The air seemed charged with a new purpose, and Elizabeth felt, for the first time since her marriage, the full force of a community arrayed in judgment.
She sought a refuge in the refreshment room, where she encountered Colonel Lewis’s wife, a woman whose broad brow and uncompromising gaze had cowed many a less determined opponent.
The colonel’s wife greeted Elizabeth with the customary civility, but wasted no time in bringing the conversation to its true object.
“My dear Mrs. Darcy,” she began, “I must tell you, I found your exchange with Mrs. Willoughby most invigorating. The county needs a little shaking up now and then! But do tell me—what is to become of the disputed boundary at Pemberley? I had understood the Shepherd’s Lot was a mere rumor, yet you appear to have given it new life. ”
Elizabeth, unwilling to yield her composure, replied with the serene candor she had so often admired in her own father.
“It is true, Mrs. Lewis, that the Shepherd’s Lot has a history, but I am assured by my husband and the steward that no claim is likely to arise.
My only interest is in ensuring that Pemberley conducts its affairs with justice to all concerned. The rest, I leave to the experts.”
The colonel’s wife narrowed her eyes, as if weighing the relative worth of Elizabeth’s answer and the speculation it was meant to allay.
“A very proper attitude, I am sure. Still, I do wonder what the world is coming to, when such matters fall to the ladies.” She smiled, but the expression did not reach her eyes.
Elizabeth excused herself with diplomatic grace, only to find her retreat intercepted by the vicar's wife, whose countenance bore an expression of pastoral concern so pronounced as to suggest imminent catastrophe.
"Mrs. Darcy," she began with breathless urgency, "I hope you will not think me presumptuous, but I feel compelled to express my concern regarding the... discussions that have followed your investigations into estate matters.

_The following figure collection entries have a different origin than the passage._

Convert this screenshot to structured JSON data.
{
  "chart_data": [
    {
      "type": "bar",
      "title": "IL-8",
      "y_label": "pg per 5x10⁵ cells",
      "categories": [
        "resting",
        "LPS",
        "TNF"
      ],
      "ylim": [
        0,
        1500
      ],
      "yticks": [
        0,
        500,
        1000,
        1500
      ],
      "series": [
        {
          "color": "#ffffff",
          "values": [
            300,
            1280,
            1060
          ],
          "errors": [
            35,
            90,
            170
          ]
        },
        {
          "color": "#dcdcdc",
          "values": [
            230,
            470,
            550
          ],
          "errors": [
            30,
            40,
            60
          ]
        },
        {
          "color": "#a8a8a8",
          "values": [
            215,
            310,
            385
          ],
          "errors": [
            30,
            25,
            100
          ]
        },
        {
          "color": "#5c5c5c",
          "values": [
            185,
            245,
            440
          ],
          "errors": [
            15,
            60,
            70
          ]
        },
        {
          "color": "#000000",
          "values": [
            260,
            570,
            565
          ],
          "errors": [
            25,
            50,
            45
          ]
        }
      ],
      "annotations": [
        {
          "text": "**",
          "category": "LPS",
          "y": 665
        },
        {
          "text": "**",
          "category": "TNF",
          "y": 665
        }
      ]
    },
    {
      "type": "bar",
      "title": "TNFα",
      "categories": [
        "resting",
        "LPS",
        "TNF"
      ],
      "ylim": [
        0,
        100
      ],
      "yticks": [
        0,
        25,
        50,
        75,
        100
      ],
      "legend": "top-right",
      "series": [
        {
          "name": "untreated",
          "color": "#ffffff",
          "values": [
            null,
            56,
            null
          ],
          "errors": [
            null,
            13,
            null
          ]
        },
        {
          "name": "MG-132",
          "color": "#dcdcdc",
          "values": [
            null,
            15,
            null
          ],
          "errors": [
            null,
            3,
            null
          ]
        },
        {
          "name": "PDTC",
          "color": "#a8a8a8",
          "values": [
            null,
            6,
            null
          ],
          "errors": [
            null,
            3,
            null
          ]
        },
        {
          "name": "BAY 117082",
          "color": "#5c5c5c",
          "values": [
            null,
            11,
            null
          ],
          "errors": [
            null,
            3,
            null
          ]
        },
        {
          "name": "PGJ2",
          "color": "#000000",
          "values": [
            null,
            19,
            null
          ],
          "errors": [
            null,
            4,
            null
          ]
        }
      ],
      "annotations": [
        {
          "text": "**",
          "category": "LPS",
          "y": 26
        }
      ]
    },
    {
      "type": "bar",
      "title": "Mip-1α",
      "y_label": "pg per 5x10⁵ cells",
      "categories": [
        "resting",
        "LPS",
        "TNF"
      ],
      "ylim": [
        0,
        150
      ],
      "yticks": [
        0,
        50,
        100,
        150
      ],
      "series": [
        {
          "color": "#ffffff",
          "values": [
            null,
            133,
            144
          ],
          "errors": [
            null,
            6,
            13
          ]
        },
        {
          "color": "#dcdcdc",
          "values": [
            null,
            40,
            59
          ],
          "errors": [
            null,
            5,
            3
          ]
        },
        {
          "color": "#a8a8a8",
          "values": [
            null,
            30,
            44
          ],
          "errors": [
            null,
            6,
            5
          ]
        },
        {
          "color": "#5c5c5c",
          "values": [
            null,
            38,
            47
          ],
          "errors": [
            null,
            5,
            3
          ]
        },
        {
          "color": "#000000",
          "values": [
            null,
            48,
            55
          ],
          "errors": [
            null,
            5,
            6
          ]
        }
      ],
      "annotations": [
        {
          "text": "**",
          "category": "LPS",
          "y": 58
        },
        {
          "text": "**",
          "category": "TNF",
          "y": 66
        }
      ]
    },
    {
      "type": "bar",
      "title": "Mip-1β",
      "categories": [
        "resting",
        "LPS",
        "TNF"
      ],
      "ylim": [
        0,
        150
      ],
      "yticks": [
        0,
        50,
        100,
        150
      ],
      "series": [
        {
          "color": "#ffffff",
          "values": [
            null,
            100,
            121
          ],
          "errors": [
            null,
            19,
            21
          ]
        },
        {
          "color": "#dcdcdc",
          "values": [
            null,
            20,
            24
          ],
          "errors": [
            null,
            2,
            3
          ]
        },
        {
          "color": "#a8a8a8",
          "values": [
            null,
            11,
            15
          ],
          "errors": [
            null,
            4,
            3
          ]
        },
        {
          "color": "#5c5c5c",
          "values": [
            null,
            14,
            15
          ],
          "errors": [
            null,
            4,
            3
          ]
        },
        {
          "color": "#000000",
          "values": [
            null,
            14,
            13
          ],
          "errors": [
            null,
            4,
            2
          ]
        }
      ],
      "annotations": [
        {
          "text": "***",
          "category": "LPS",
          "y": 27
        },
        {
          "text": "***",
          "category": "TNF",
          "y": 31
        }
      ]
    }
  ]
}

Such talk can be so distressing to sensitive minds! I do hope you will not allow yourself to be overly affected. Some subjects, you know, are perhaps best left… settled.”
"Your solicitude does you credit," Elizabeth replied, summoning a smile whose artificiality was apparent even to herself.

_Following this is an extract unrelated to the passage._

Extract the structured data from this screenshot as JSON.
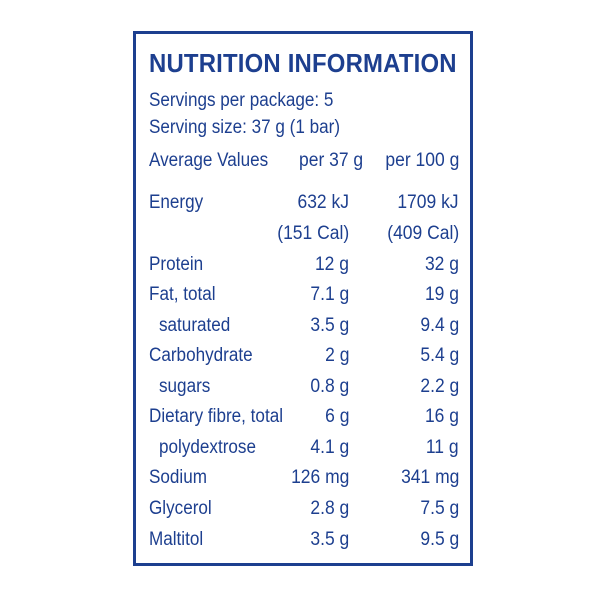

"Though I confess myself puzzled by the suggestion that the pursuit of historical accuracy could disturb any mind not already disposed to agitation.
I have always maintained that truth, however inconvenient its timing, possesses a virtue that mere tranquility cannot claim. "

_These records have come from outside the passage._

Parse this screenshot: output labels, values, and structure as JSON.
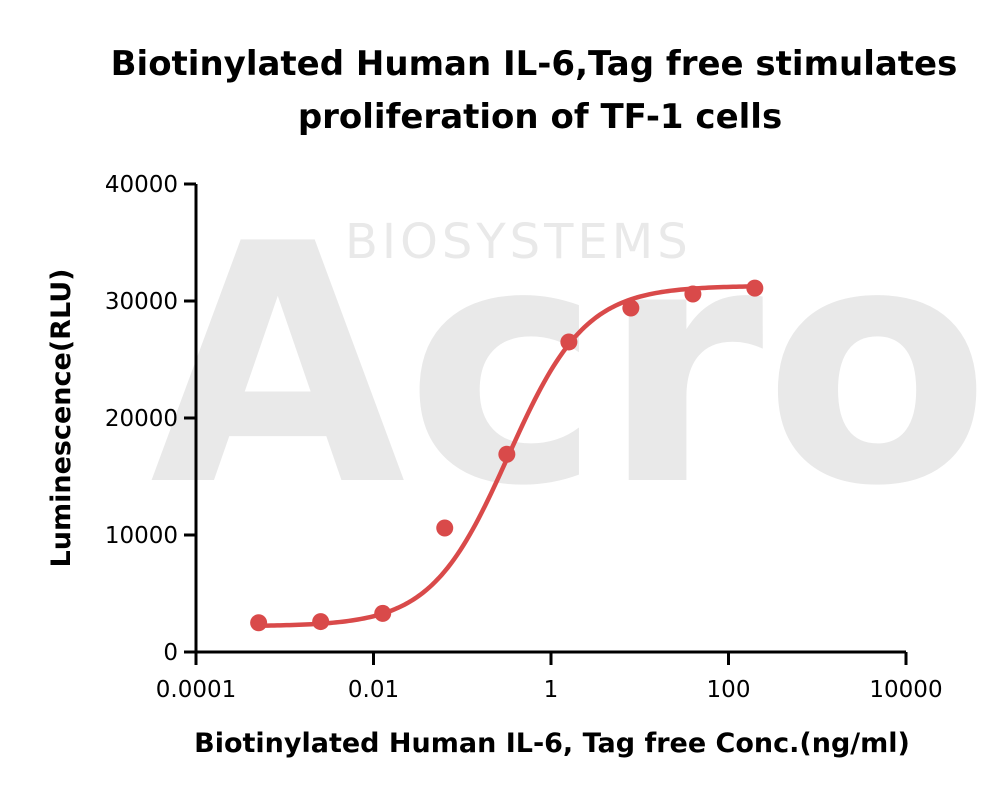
{
  "chart_data": {
    "type": "scatter",
    "title_lines": [
      "Biotinylated Human IL-6,Tag free stimulates",
      "proliferation of TF-1 cells"
    ],
    "xlabel": "Biotinylated Human IL-6, Tag free Conc.(ng/ml)",
    "ylabel": "Luminescence(RLU)",
    "x_scale": "log",
    "xlim": [
      0.0001,
      10000
    ],
    "ylim": [
      0,
      40000
    ],
    "x_ticks": [
      0.0001,
      0.01,
      1,
      100,
      10000
    ],
    "x_tick_labels": [
      "0.0001",
      "0.01",
      "1",
      "100",
      "10000"
    ],
    "y_ticks": [
      0,
      10000,
      20000,
      30000,
      40000
    ],
    "y_tick_labels": [
      "0",
      "10000",
      "20000",
      "30000",
      "40000"
    ],
    "grid": false,
    "series": [
      {
        "color": "#d94a4a",
        "points": [
          {
            "x": 0.000508,
            "y": 2500
          },
          {
            "x": 0.00254,
            "y": 2600
          },
          {
            "x": 0.0127,
            "y": 3300
          },
          {
            "x": 0.0635,
            "y": 10600
          },
          {
            "x": 0.318,
            "y": 16900
          },
          {
            "x": 1.59,
            "y": 26500
          },
          {
            "x": 7.94,
            "y": 29400
          },
          {
            "x": 39.7,
            "y": 30600
          },
          {
            "x": 198,
            "y": 31100
          }
        ],
        "fit": {
          "model": "4PL",
          "bottom": 2200,
          "top": 31300,
          "ec50": 0.33,
          "hill": 1.0
        }
      }
    ],
    "watermark": {
      "logo_text": "Acro",
      "sub_text": "BIOSYSTEMS"
    }
  }
}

She accepted a cup of tea from a footman—her hand trembling slightly as she did so, a fact she registered with both shame and a kind of perverse satisfaction.
The fragility of the gesture was its own rebellion; she would not, she resolved, let her nerves be dictated by the likes of Mrs. Willoughby or her acolytes.
Seeking respite, Elizabeth surveyed the ballroom in search of Mr. Darcy.
She discovered him in earnest discourse with two gentlemen of the old school, men whose conception of progress moved with all the urgency of geological formation.
Even at a distance, she could perceive both his steady command of the conversation and the careful reserve with which he received their observations—that quality she had once found maddening, then learned to appreciate, and now recognized as essential armor against the predations of polite society.
Their eyes met across the intervening crowd, and for a moment she contemplated joining him. But the resolution with which she had entered the evening reasserted itself: this was her battle to wage, and she would conduct it according to her own strategy.
It was then that Lady Matlock materialized at her side, silent and spectral as only a woman of her rank could be. The countess regarded Elizabeth with a measured, almost surgical gaze, as if taking inventory of the damages.